The current vision of COTA is not sustainable. The trails it is building will continue to erode because of the massive abuse they receive from the racers. I think COTA should redirect its focus on sustainable trail building that would increase the number of recreational riders who continue to bring money to this town.
And don't forget, it was locals who built these trails. And it can be the locals who quit supporting COTA and businesses that support races.
—Local mountain bike riders
1970 heading home from a training ride on Hwy 99W. Turned down the hill into downtown Tigard clipping along at about 30 mph. Lady pulls her Crown Victoria out of the alley into my line and stops dead. I hit her right in front of her side-view mirror. Bike stops, I fly. Scrubbed some speed off sliding across the hood and windshield, scrub some more off via a large potted juniper. Land, roll, stand, and stagger back to my bike, which is essentially impaled into the space between car door and fender.
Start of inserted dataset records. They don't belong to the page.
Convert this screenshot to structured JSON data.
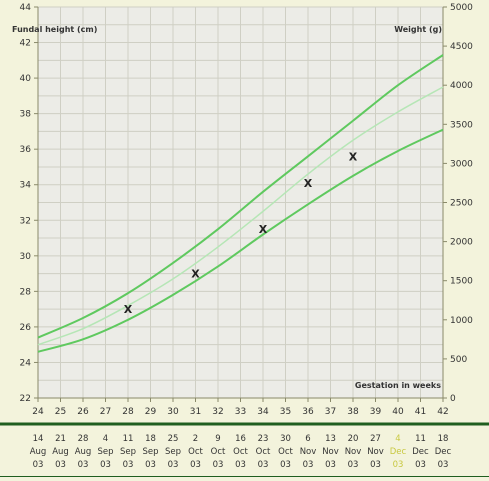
{
  "chart_data": {
    "type": "line",
    "left_axis_label": "Fundal height (cm)",
    "right_axis_label": "Weight (g)",
    "xlabel": "Gestation in weeks",
    "xlim": [
      24,
      42
    ],
    "ylim": [
      22,
      44
    ],
    "y2lim": [
      0,
      5000
    ],
    "x_ticks": [
      "24",
      "25",
      "26",
      "27",
      "28",
      "29",
      "30",
      "31",
      "32",
      "33",
      "34",
      "35",
      "36",
      "37",
      "38",
      "39",
      "40",
      "41",
      "42"
    ],
    "y_ticks": [
      "22",
      "24",
      "26",
      "28",
      "30",
      "32",
      "34",
      "36",
      "38",
      "40",
      "42",
      "44"
    ],
    "y2_ticks": [
      "0",
      "500",
      "1000",
      "1500",
      "2000",
      "2500",
      "3000",
      "3500",
      "4000",
      "4500",
      "5000"
    ],
    "grid": true,
    "series": [
      {
        "role": "upper",
        "color": "#5fc95f",
        "x": [
          24,
          26,
          28,
          30,
          32,
          34,
          36,
          38,
          40,
          42
        ],
        "y": [
          25.4,
          26.5,
          27.9,
          29.6,
          31.5,
          33.6,
          35.6,
          37.6,
          39.6,
          41.3
        ]
      },
      {
        "role": "middle",
        "color": "#b6e6b6",
        "x": [
          24,
          26,
          28,
          30,
          32,
          34,
          36,
          38,
          40,
          42
        ],
        "y": [
          25.0,
          25.9,
          27.2,
          28.7,
          30.5,
          32.5,
          34.6,
          36.5,
          38.1,
          39.5
        ]
      },
      {
        "role": "lower",
        "color": "#5fc95f",
        "x": [
          24,
          26,
          28,
          30,
          32,
          34,
          36,
          38,
          40,
          42
        ],
        "y": [
          24.6,
          25.3,
          26.4,
          27.8,
          29.4,
          31.2,
          32.9,
          34.5,
          35.9,
          37.1
        ]
      }
    ],
    "points": {
      "marker": "X",
      "x": [
        28,
        31,
        34,
        36,
        38
      ],
      "y": [
        27.0,
        29.0,
        31.5,
        34.1,
        35.6
      ]
    },
    "dates": [
      {
        "day": "14",
        "month": "Aug",
        "year": "03"
      },
      {
        "day": "21",
        "month": "Aug",
        "year": "03"
      },
      {
        "day": "28",
        "month": "Aug",
        "year": "03"
      },
      {
        "day": "4",
        "month": "Sep",
        "year": "03"
      },
      {
        "day": "11",
        "month": "Sep",
        "year": "03"
      },
      {
        "day": "18",
        "month": "Sep",
        "year": "03"
      },
      {
        "day": "25",
        "month": "Sep",
        "year": "03"
      },
      {
        "day": "2",
        "month": "Oct",
        "year": "03"
      },
      {
        "day": "9",
        "month": "Oct",
        "year": "03"
      },
      {
        "day": "16",
        "month": "Oct",
        "year": "03"
      },
      {
        "day": "23",
        "month": "Oct",
        "year": "03"
      },
      {
        "day": "30",
        "month": "Oct",
        "year": "03"
      },
      {
        "day": "6",
        "month": "Nov",
        "year": "03"
      },
      {
        "day": "13",
        "month": "Nov",
        "year": "03"
      },
      {
        "day": "20",
        "month": "Nov",
        "year": "03"
      },
      {
        "day": "27",
        "month": "Nov",
        "year": "03"
      },
      {
        "day": "4",
        "month": "Dec",
        "year": "03",
        "highlight": true
      },
      {
        "day": "11",
        "month": "Dec",
        "year": "03"
      },
      {
        "day": "18",
        "month": "Dec",
        "year": "03"
      }
    ],
    "colors": {
      "background": "#f3f3dc",
      "plot_background": "#ecece7",
      "grid": "#cfcfc4",
      "axis": "#8a8a6a",
      "text": "#333333",
      "divider": "#1f5e1f",
      "highlight_date": "#c8c840"
    }
  }
}
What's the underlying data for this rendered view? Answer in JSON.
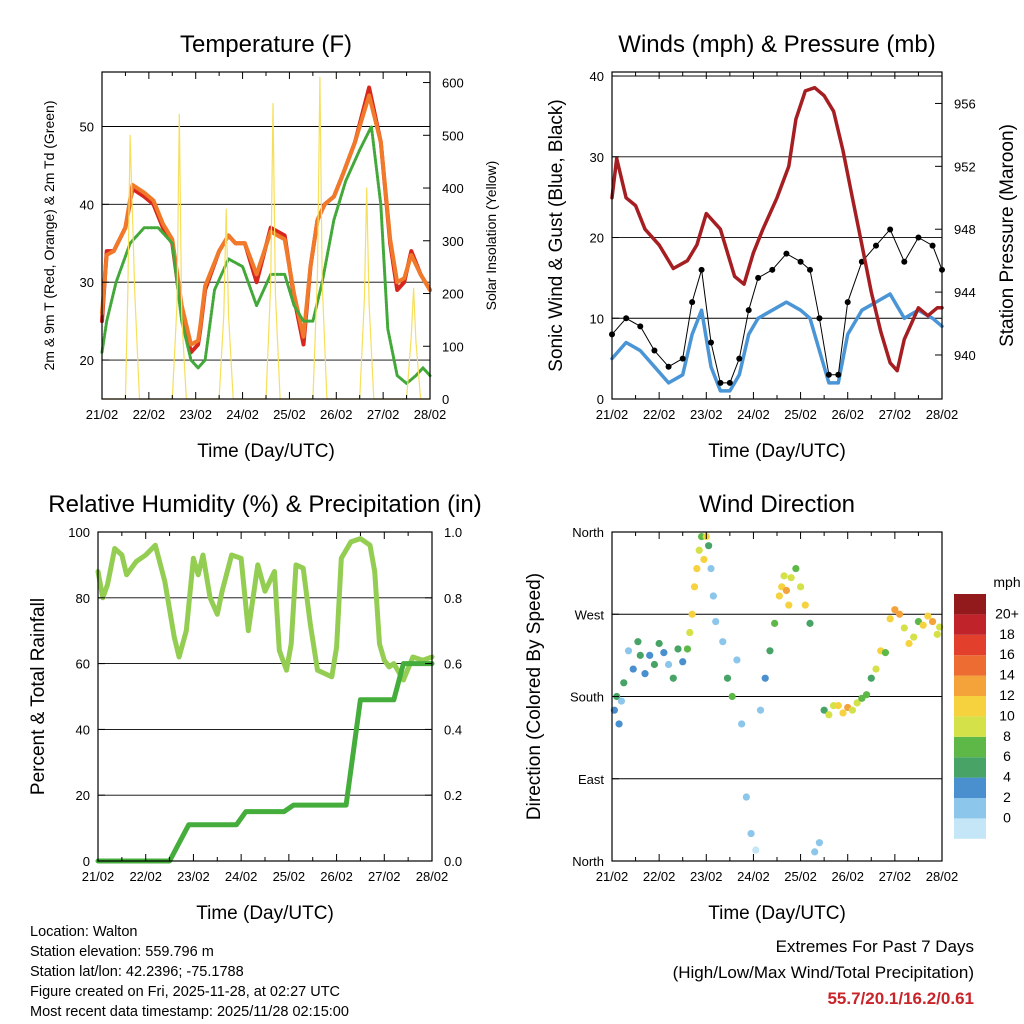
{
  "chart_data": [
    {
      "type": "line",
      "title": "Temperature (F)",
      "xlabel": "Time (Day/UTC)",
      "ylabel": "2m & 9m T (Red, Orange) & 2m Td (Green)",
      "ylabel_right": "Solar Insolation (Yellow)",
      "x_ticks": [
        "21/02",
        "22/02",
        "23/02",
        "24/02",
        "25/02",
        "26/02",
        "27/02",
        "28/02"
      ],
      "xlim": [
        0,
        7
      ],
      "ylim": [
        15,
        57
      ],
      "y_ticks": [
        20,
        30,
        40,
        50
      ],
      "ylim_right": [
        0,
        620
      ],
      "y_ticks_right": [
        0,
        100,
        200,
        300,
        400,
        500,
        600
      ],
      "series": [
        {
          "name": "2m T",
          "color": "#d7261e",
          "x": [
            0,
            0.1,
            0.25,
            0.5,
            0.65,
            0.9,
            1.1,
            1.3,
            1.5,
            1.7,
            1.9,
            2.05,
            2.1,
            2.2,
            2.5,
            2.7,
            2.85,
            3.05,
            3.3,
            3.6,
            3.9,
            4.1,
            4.3,
            4.45,
            4.6,
            4.75,
            4.95,
            5.15,
            5.4,
            5.7,
            5.95,
            6.15,
            6.3,
            6.45,
            6.6,
            6.8,
            7.0
          ],
          "values": [
            25,
            34,
            34,
            37,
            42,
            41,
            40,
            37,
            35,
            26,
            21,
            22,
            24,
            29,
            34,
            36,
            35,
            35,
            30,
            37,
            36,
            28,
            22,
            32,
            38,
            40,
            41,
            44,
            48,
            55,
            48,
            35,
            29,
            30,
            34,
            31,
            29
          ]
        },
        {
          "name": "9m T",
          "color": "#f07a2a",
          "x": [
            0,
            0.1,
            0.25,
            0.5,
            0.65,
            0.9,
            1.1,
            1.3,
            1.5,
            1.7,
            1.9,
            2.05,
            2.1,
            2.2,
            2.5,
            2.7,
            2.85,
            3.05,
            3.3,
            3.6,
            3.9,
            4.1,
            4.3,
            4.45,
            4.6,
            4.75,
            4.95,
            5.15,
            5.4,
            5.7,
            5.95,
            6.15,
            6.3,
            6.45,
            6.6,
            6.8,
            7.0
          ],
          "values": [
            26,
            33.5,
            34,
            37,
            42.5,
            41.5,
            40.5,
            37.5,
            35.5,
            27,
            22,
            22.5,
            24.5,
            29.5,
            34,
            36,
            35,
            35,
            31,
            36.5,
            35.5,
            28.5,
            23,
            32,
            38,
            40,
            41,
            44,
            48,
            54,
            48,
            35.5,
            30,
            30.5,
            33.5,
            31,
            29
          ]
        },
        {
          "name": "2m Td",
          "color": "#43a83a",
          "x": [
            0,
            0.1,
            0.3,
            0.6,
            0.9,
            1.2,
            1.5,
            1.7,
            1.9,
            2.05,
            2.2,
            2.4,
            2.7,
            3.0,
            3.3,
            3.6,
            3.9,
            4.1,
            4.3,
            4.5,
            4.7,
            4.95,
            5.2,
            5.5,
            5.75,
            5.95,
            6.1,
            6.3,
            6.5,
            6.7,
            6.85,
            7.0
          ],
          "values": [
            21,
            25,
            30,
            35,
            37,
            37,
            35,
            25,
            20,
            19,
            20,
            29,
            33,
            32,
            27,
            31,
            31,
            27,
            25,
            25,
            30,
            38,
            43,
            47,
            50,
            40,
            24,
            18,
            17,
            18,
            19,
            18
          ]
        },
        {
          "name": "Solar Insolation",
          "color": "#f6df5a",
          "axis": "right",
          "x": [
            0,
            0.5,
            0.55,
            0.6,
            0.7,
            0.8,
            1.5,
            1.6,
            1.65,
            1.7,
            1.8,
            2.5,
            2.6,
            2.65,
            2.7,
            2.8,
            3.5,
            3.6,
            3.65,
            3.7,
            3.8,
            4.5,
            4.6,
            4.65,
            4.7,
            4.8,
            5.5,
            5.6,
            5.65,
            5.7,
            5.8,
            6.5,
            6.6,
            6.65,
            6.7,
            6.8,
            7.0
          ],
          "values": [
            0,
            0,
            200,
            500,
            200,
            0,
            0,
            180,
            540,
            160,
            0,
            0,
            160,
            360,
            160,
            0,
            0,
            220,
            560,
            200,
            0,
            0,
            240,
            610,
            220,
            0,
            0,
            190,
            400,
            180,
            0,
            0,
            120,
            210,
            110,
            0,
            0
          ]
        }
      ]
    },
    {
      "type": "line",
      "title": "Winds (mph) & Pressure (mb)",
      "xlabel": "Time (Day/UTC)",
      "ylabel": "Sonic Wind & Gust (Blue, Black)",
      "ylabel_right": "Station Pressure (Maroon)",
      "x_ticks": [
        "21/02",
        "22/02",
        "23/02",
        "24/02",
        "25/02",
        "26/02",
        "27/02",
        "28/02"
      ],
      "xlim": [
        0,
        7
      ],
      "ylim": [
        0,
        40.5
      ],
      "y_ticks": [
        0,
        10,
        20,
        30,
        40
      ],
      "ylim_right": [
        937.2,
        958
      ],
      "y_ticks_right": [
        940,
        944,
        948,
        952,
        956
      ],
      "series": [
        {
          "name": "Sonic Wind",
          "color": "#4a95d6",
          "x": [
            0,
            0.3,
            0.6,
            0.9,
            1.2,
            1.5,
            1.7,
            1.9,
            2.1,
            2.3,
            2.5,
            2.7,
            2.9,
            3.1,
            3.4,
            3.7,
            4.0,
            4.2,
            4.4,
            4.6,
            4.8,
            5.0,
            5.3,
            5.6,
            5.9,
            6.2,
            6.5,
            6.8,
            7.0
          ],
          "values": [
            5,
            7,
            6,
            4,
            2,
            3,
            8,
            11,
            4,
            1,
            1,
            3,
            8,
            10,
            11,
            12,
            11,
            10,
            6,
            2,
            2,
            8,
            11,
            12,
            13,
            10,
            11,
            10,
            9
          ]
        },
        {
          "name": "Gust",
          "color": "#000000",
          "x": [
            0,
            0.3,
            0.6,
            0.9,
            1.2,
            1.5,
            1.7,
            1.9,
            2.1,
            2.3,
            2.5,
            2.7,
            2.9,
            3.1,
            3.4,
            3.7,
            4.0,
            4.2,
            4.4,
            4.6,
            4.8,
            5.0,
            5.3,
            5.6,
            5.9,
            6.2,
            6.5,
            6.8,
            7.0
          ],
          "values": [
            8,
            10,
            9,
            6,
            4,
            5,
            12,
            16,
            7,
            2,
            2,
            5,
            11,
            15,
            16,
            18,
            17,
            16,
            10,
            3,
            3,
            12,
            17,
            19,
            21,
            17,
            20,
            19,
            16
          ]
        },
        {
          "name": "Station Pressure",
          "color": "#a51e22",
          "axis": "right",
          "x": [
            0,
            0.1,
            0.3,
            0.5,
            0.7,
            1.0,
            1.3,
            1.6,
            1.8,
            2.0,
            2.3,
            2.6,
            2.8,
            3.0,
            3.2,
            3.5,
            3.75,
            3.9,
            4.1,
            4.3,
            4.5,
            4.7,
            4.9,
            5.1,
            5.3,
            5.5,
            5.7,
            5.9,
            6.05,
            6.2,
            6.35,
            6.5,
            6.7,
            6.9,
            7.0
          ],
          "values": [
            950,
            952.5,
            950,
            949.5,
            948,
            947,
            945.5,
            946,
            947,
            949,
            948,
            945,
            944.5,
            946.5,
            948,
            950,
            952,
            955,
            956.8,
            957,
            956.5,
            955.5,
            953,
            950,
            947,
            944,
            941.5,
            939.5,
            939,
            941,
            942,
            943,
            942.5,
            943,
            943
          ]
        }
      ]
    },
    {
      "type": "line",
      "title": "Relative Humidity (%) & Precipitation (in)",
      "xlabel": "Time (Day/UTC)",
      "ylabel": "Percent & Total Rainfall",
      "x_ticks": [
        "21/02",
        "22/02",
        "23/02",
        "24/02",
        "25/02",
        "26/02",
        "27/02",
        "28/02"
      ],
      "xlim": [
        0,
        7
      ],
      "ylim": [
        0,
        100
      ],
      "y_ticks": [
        0,
        20,
        40,
        60,
        80,
        100
      ],
      "ylim_right": [
        0,
        1.0
      ],
      "y_ticks_right": [
        "0.0",
        "0.2",
        "0.4",
        "0.6",
        "0.8",
        "1.0"
      ],
      "series": [
        {
          "name": "Relative Humidity",
          "color": "#93cd52",
          "x": [
            0,
            0.1,
            0.2,
            0.35,
            0.5,
            0.6,
            0.8,
            1.0,
            1.2,
            1.4,
            1.6,
            1.7,
            1.85,
            2.0,
            2.1,
            2.2,
            2.35,
            2.5,
            2.6,
            2.8,
            3.0,
            3.15,
            3.35,
            3.5,
            3.7,
            3.8,
            3.95,
            4.05,
            4.15,
            4.3,
            4.45,
            4.6,
            4.75,
            4.9,
            5.0,
            5.1,
            5.3,
            5.5,
            5.7,
            5.8,
            5.9,
            6.0,
            6.1,
            6.2,
            6.4,
            6.6,
            6.8,
            7.0
          ],
          "values": [
            88,
            80,
            84,
            95,
            93,
            87,
            91,
            93,
            96,
            85,
            68,
            62,
            70,
            92,
            87,
            93,
            80,
            75,
            82,
            93,
            92,
            70,
            90,
            82,
            88,
            64,
            58,
            66,
            90,
            89,
            72,
            58,
            57,
            56,
            65,
            92,
            97,
            98,
            96,
            88,
            66,
            61,
            59,
            60,
            55,
            62,
            61,
            62
          ]
        },
        {
          "name": "Total Rainfall",
          "color": "#44ad3c",
          "axis": "right",
          "x": [
            0,
            1.5,
            1.9,
            2.1,
            2.9,
            3.1,
            3.9,
            4.1,
            4.9,
            5.2,
            5.5,
            6.2,
            6.4,
            7.0
          ],
          "values": [
            0.0,
            0.0,
            0.11,
            0.11,
            0.11,
            0.15,
            0.15,
            0.17,
            0.17,
            0.17,
            0.49,
            0.49,
            0.6,
            0.6
          ]
        }
      ]
    },
    {
      "type": "scatter",
      "title": "Wind Direction",
      "xlabel": "Time (Day/UTC)",
      "ylabel": "Direction (Colored By Speed)",
      "x_ticks": [
        "21/02",
        "22/02",
        "23/02",
        "24/02",
        "25/02",
        "26/02",
        "27/02",
        "28/02"
      ],
      "xlim": [
        0,
        7
      ],
      "ylim": [
        0,
        360
      ],
      "y_ticks": [
        "North",
        "East",
        "South",
        "West",
        "North"
      ],
      "y_tick_values": [
        0,
        90,
        180,
        270,
        360
      ],
      "colorbar_title": "mph",
      "colorbar_labels": [
        "0",
        "2",
        "4",
        "6",
        "8",
        "10",
        "12",
        "14",
        "16",
        "18",
        "20+"
      ],
      "colorbar_colors": [
        "#c4e6f7",
        "#8cc6ea",
        "#4a8fce",
        "#47a466",
        "#5eb847",
        "#d4e149",
        "#f6d23f",
        "#f4a23a",
        "#ed6c31",
        "#e2402d",
        "#c1232a",
        "#921a1d"
      ],
      "x": [
        0.05,
        0.1,
        0.15,
        0.2,
        0.25,
        0.35,
        0.45,
        0.55,
        0.6,
        0.7,
        0.8,
        0.9,
        1.0,
        1.1,
        1.2,
        1.3,
        1.4,
        1.5,
        1.6,
        1.65,
        1.7,
        1.75,
        1.8,
        1.85,
        1.9,
        1.95,
        2.0,
        2.05,
        2.1,
        2.15,
        2.2,
        2.35,
        2.45,
        2.55,
        2.65,
        2.75,
        2.85,
        2.95,
        3.05,
        3.15,
        3.25,
        3.35,
        3.45,
        3.55,
        3.6,
        3.65,
        3.7,
        3.75,
        3.8,
        3.9,
        4.0,
        4.1,
        4.2,
        4.3,
        4.4,
        4.5,
        4.6,
        4.7,
        4.8,
        4.9,
        5.0,
        5.1,
        5.2,
        5.3,
        5.4,
        5.5,
        5.6,
        5.7,
        5.8,
        5.9,
        6.0,
        6.1,
        6.2,
        6.3,
        6.4,
        6.5,
        6.6,
        6.7,
        6.8,
        6.9,
        6.95
      ],
      "values": [
        165,
        180,
        150,
        175,
        195,
        230,
        210,
        240,
        225,
        205,
        225,
        215,
        238,
        228,
        215,
        200,
        232,
        218,
        232,
        250,
        270,
        300,
        320,
        340,
        355,
        330,
        355,
        345,
        320,
        290,
        262,
        240,
        200,
        180,
        220,
        150,
        70,
        30,
        12,
        165,
        200,
        230,
        260,
        290,
        300,
        312,
        296,
        280,
        310,
        320,
        300,
        280,
        260,
        10,
        20,
        165,
        160,
        170,
        170,
        162,
        168,
        165,
        173,
        178,
        182,
        200,
        210,
        230,
        228,
        265,
        275,
        270,
        255,
        238,
        245,
        262,
        258,
        268,
        262,
        248,
        256
      ],
      "speeds": [
        3,
        6,
        4,
        2,
        5,
        2,
        4,
        6,
        5,
        3,
        4,
        6,
        5,
        4,
        2,
        5,
        6,
        3,
        7,
        10,
        12,
        11,
        12,
        10,
        8,
        12,
        11,
        6,
        2,
        1,
        2,
        1,
        6,
        7,
        1,
        1,
        2,
        2,
        0,
        1,
        4,
        6,
        8,
        11,
        12,
        10,
        13,
        12,
        9,
        8,
        10,
        11,
        6,
        2,
        1,
        6,
        9,
        10,
        12,
        11,
        14,
        10,
        9,
        8,
        7,
        6,
        10,
        11,
        8,
        12,
        13,
        14,
        10,
        12,
        9,
        8,
        12,
        11,
        13,
        9,
        10
      ]
    }
  ],
  "info": {
    "location": "Location: Walton",
    "elevation": "Station elevation: 559.796 m",
    "latlon": "Station lat/lon: 42.2396; -75.1788",
    "created": "Figure created on Fri, 2025-11-28, at 02:27 UTC",
    "recent": "Most recent data timestamp: 2025/11/28 02:15:00"
  },
  "extremes": {
    "title": "Extremes For Past 7 Days",
    "subtitle": "(High/Low/Max Wind/Total Precipitation)",
    "values": "55.7/20.1/16.2/0.61"
  }
}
Calm the lady and her kids down. Accept a twenty for my wheel and walk on home.
And then there was the time I took a track bike for a test ride in Beaverton, and both (unglued) tires came off in a curve on Scholls Ferry Road. Not quite such a happy ending...
"Give it up for Eli who managed NOT to talk about which brewery he went to after his adventure and which seasonal he sucked down and what subtle aroma was present in those first heady moments of his consumption."
I sense a tear in the space-time continuum around Bend. Such things cannot happen.
— That Jack Elliott
The CyclePubs are manufactured in Bend, which helps support a handful of local jobs, I happen to know one of the guys who makes them, and he said they are working on making them faster. But, I agree, it is annoying to get stuck behind one.
I thought it was a Dutchman from Amsterdam, Netherlands, who thought of it? Details about this are unclear to me. But, it was a Bendian/Sacramentonian software developer named James Watts who first brought it to the U.S. after he noticed it while vacationing in Europe, where they have beer on tap in the middle, don't require a sober driver at the helm, and people often dress up in superhero costumes while they're riding. At least we're not in Europe, but it does sound fun.
Too funny, Bri. Rad "hate" face too.
But the only legitimate gripe about the Cycle Pub is this:
Every 30 minutes all evening. Getting stuck behind one is not annoying; you are just impatient. Relax, you live in Bend. You are not in a hurry.
I live on the route and I got two words for you come the hot weather: Super Soaker.